# Federated Learning (FL)

This Notebook gives you a brief introduction to FL. 

## Background

Similar to machine unlearning, FL also tries to solve security and privacy problems arising from the fact that a large amount of data is used in ML. You may check the `intro-unlearning.ipynb` Notebook for detailed implications of data security and privacy in ML systems. FL, however, takes a different approach to achieve privacy and security, which means there are some overlapping issues in the cross section between FL and unlearning (that is the main topic of this project). For now, let's keep focusing on FL. 

In traditional settings, data is stored and processed at a centralized location in a centralized manner. All this centralization used with data can lead to security and privacy problems. Despite efforts to mitigate such problems in centralized settings, decentralized methods have been introduced to provide an alternative pathway towards better security and privay protection. However, as one can clearly see that data collection and processing capabilities on individual decentralized machine (client) may not be adequate to train an ML model with good enough performance, there probably needs to be a machanism for orchestrating multiple clients. FL is one such method.

In a typical FL setting (there are, of course, many variations), an ML model is initialized at a central server and then sent to participating clients.
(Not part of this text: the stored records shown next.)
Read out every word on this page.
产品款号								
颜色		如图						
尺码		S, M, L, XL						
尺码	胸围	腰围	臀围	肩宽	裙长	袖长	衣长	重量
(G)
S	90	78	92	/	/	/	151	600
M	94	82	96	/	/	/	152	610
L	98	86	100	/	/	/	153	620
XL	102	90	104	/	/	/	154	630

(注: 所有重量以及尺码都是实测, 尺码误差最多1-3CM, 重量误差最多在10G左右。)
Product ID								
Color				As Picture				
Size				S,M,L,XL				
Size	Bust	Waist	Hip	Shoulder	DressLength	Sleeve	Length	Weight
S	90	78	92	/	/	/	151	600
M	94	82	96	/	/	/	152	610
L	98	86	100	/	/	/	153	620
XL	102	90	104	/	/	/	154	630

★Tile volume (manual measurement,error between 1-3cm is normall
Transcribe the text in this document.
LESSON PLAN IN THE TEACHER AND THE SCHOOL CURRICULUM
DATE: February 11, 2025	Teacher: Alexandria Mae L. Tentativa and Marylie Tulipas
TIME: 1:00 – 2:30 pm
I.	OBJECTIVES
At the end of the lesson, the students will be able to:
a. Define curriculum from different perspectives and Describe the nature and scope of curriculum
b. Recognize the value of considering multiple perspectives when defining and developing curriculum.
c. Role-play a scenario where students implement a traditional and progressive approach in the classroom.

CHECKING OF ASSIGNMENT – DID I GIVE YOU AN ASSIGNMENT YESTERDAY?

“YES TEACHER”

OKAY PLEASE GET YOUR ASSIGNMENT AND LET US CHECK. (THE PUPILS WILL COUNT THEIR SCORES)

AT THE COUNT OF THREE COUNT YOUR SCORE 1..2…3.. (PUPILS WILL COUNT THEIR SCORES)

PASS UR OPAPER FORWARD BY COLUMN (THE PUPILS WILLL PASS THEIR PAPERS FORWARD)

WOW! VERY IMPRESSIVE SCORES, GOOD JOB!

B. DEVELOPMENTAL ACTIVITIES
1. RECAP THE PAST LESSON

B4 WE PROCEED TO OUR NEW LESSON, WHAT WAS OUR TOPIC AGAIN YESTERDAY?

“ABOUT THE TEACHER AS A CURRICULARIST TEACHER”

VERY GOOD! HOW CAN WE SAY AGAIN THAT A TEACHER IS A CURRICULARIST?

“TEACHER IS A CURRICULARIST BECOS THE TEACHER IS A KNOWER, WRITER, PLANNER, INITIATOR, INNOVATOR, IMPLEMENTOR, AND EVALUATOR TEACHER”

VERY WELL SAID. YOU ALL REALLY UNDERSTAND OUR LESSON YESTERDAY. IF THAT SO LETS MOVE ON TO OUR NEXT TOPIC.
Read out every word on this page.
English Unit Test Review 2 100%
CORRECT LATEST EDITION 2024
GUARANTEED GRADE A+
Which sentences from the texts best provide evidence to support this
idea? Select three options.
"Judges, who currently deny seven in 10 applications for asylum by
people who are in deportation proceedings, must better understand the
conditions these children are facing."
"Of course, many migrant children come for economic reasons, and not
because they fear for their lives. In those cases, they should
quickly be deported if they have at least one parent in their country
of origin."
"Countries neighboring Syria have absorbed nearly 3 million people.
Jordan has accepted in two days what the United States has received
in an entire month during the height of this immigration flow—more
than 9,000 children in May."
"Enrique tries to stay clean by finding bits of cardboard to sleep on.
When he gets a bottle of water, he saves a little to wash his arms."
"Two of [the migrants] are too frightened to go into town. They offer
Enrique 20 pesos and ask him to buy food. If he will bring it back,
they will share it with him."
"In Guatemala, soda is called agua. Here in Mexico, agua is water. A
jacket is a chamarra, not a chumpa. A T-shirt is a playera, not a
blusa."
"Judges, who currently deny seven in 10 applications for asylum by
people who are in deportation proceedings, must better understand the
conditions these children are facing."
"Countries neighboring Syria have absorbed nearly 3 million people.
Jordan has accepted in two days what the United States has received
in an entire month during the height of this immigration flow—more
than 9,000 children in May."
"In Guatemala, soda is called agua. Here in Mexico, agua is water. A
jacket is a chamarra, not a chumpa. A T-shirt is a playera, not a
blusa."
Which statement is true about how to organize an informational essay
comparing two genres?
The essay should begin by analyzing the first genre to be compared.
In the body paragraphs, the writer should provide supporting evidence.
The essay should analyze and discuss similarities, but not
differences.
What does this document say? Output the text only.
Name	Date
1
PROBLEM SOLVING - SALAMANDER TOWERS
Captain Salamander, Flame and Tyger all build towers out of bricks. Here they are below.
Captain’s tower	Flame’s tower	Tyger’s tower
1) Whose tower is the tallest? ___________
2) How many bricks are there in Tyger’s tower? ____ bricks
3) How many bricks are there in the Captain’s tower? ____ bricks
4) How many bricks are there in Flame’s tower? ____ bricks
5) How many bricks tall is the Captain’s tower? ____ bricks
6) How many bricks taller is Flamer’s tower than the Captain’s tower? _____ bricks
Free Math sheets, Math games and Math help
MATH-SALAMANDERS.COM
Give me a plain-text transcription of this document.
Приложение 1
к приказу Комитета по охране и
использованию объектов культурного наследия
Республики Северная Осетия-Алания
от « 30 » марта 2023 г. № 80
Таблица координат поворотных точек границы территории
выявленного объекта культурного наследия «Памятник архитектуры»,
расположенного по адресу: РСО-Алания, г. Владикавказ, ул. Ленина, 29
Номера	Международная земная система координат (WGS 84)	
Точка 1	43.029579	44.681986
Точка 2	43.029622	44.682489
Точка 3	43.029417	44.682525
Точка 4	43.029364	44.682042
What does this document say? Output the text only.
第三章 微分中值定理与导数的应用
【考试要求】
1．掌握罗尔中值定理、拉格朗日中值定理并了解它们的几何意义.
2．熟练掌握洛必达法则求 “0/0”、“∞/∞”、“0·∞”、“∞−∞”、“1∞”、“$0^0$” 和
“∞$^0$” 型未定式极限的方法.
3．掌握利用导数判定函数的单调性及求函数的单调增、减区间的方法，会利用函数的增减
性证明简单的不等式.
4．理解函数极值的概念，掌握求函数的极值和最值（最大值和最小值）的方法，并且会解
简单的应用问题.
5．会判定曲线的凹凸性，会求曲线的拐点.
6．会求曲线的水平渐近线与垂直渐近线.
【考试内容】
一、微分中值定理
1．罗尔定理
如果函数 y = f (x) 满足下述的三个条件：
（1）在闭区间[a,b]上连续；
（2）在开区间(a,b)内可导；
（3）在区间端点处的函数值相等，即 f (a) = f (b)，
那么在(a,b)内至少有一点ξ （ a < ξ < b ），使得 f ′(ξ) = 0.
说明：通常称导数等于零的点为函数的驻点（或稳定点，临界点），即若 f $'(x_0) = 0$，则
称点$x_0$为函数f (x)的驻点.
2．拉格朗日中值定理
The clients train the model with the data that they have, generating an update on the model (sub-update), and then send the sub-update to the server. The server then use the received sub-updates to update (ususally by aggregating) its own model. The updated central model is then sent to clients for further training. 

![fl](https://1.bp.blogspot.com/-K65Ed68KGXk/WOa9jaRWC6I/AAAAAAAABsM/gglycD_anuQSp-i67fxER1FOlVTulvV2gCLcB/s1600/FederatedLearning_FinalFiles_Flow%2BChart1.png)

By using FL, clients can jointly train a model without sending out collected data, protecting against security and privacy problems during data transmission and at the central server. 

## Categorizations

There are many ways to categorize FL. The most common one is by data partitioning. According to the distribution patterns of sample and feature space of data, FL can be categorized into 3 categories: horizontal FL, vertical FL and federated transfer learning. 

- Horizontal FL is useful in the case that the user features overlap a lot, but the users overlap little.

- Vertical FL is for the reverse of the above.

- Federated transfer learning can be used when overlap is rare. 

![ul](https://drive.google.com/uc?export=view&id=1SmJmk6H40KVuWmrojN4-NmN2TfcOeEB5)

There are more ways to categorize FL. 

![ul](https://drive.google.com/uc?export=view&id=1UYMeZLY4mkjfa_krRmOpAk0qqOzjTnDC)

## Challenges

### Privacy protection

Privacy protection needs to be ensured in FL as FL was proposed with an emphasis on privacy, with the clients claiming complete autonomy over data. Some common privacy protection methods include model aggregation, homomorphic encryption and differential privacy. 

### Insufficient training data

Data collected at a ciient can be quite inadequate, when compared to the sample and feature space of data used in the central model. Hence, it becomes a challenge to generate a sub-update using insufficient data at the client and aggregating the sub-update into the central model. 

### Statistical heterogeneity

There can be a lot of clients in FL, and the data held by clients can be non-[IID](https://en.wikipedia.org/wiki/Independent_and_identically_distributed_random_variables)  (Non-Independent and Identically Distributed). When data structure is very different, it becomes a challenge to do FL. 

# References

- C. Zhang, Y. Xie, H. Bai, B. Yu, W. Li, and Y. Gao, “A survey on federated learning,” Knowledge-Based Systems, vol. 216, p. 106775, 2021. [[Paper](https://www.sciencedirect.com/science/article/abs/pii/S0950705121000381)]

- B. McMahan, E. Moore, D. Ramage, S. Hampson, and B. A. y Arcas, “Communication-Efficient Learning of Deep Networks from Decentralized Data,” in Proceedings of the 20th International Conference on Artificial Intelligence and Statistics, Apr. 2017, vol. 54, pp. 1273–1282. [[Paper](https://proceedings.mlr.press/v54/mcmahan17a.html)]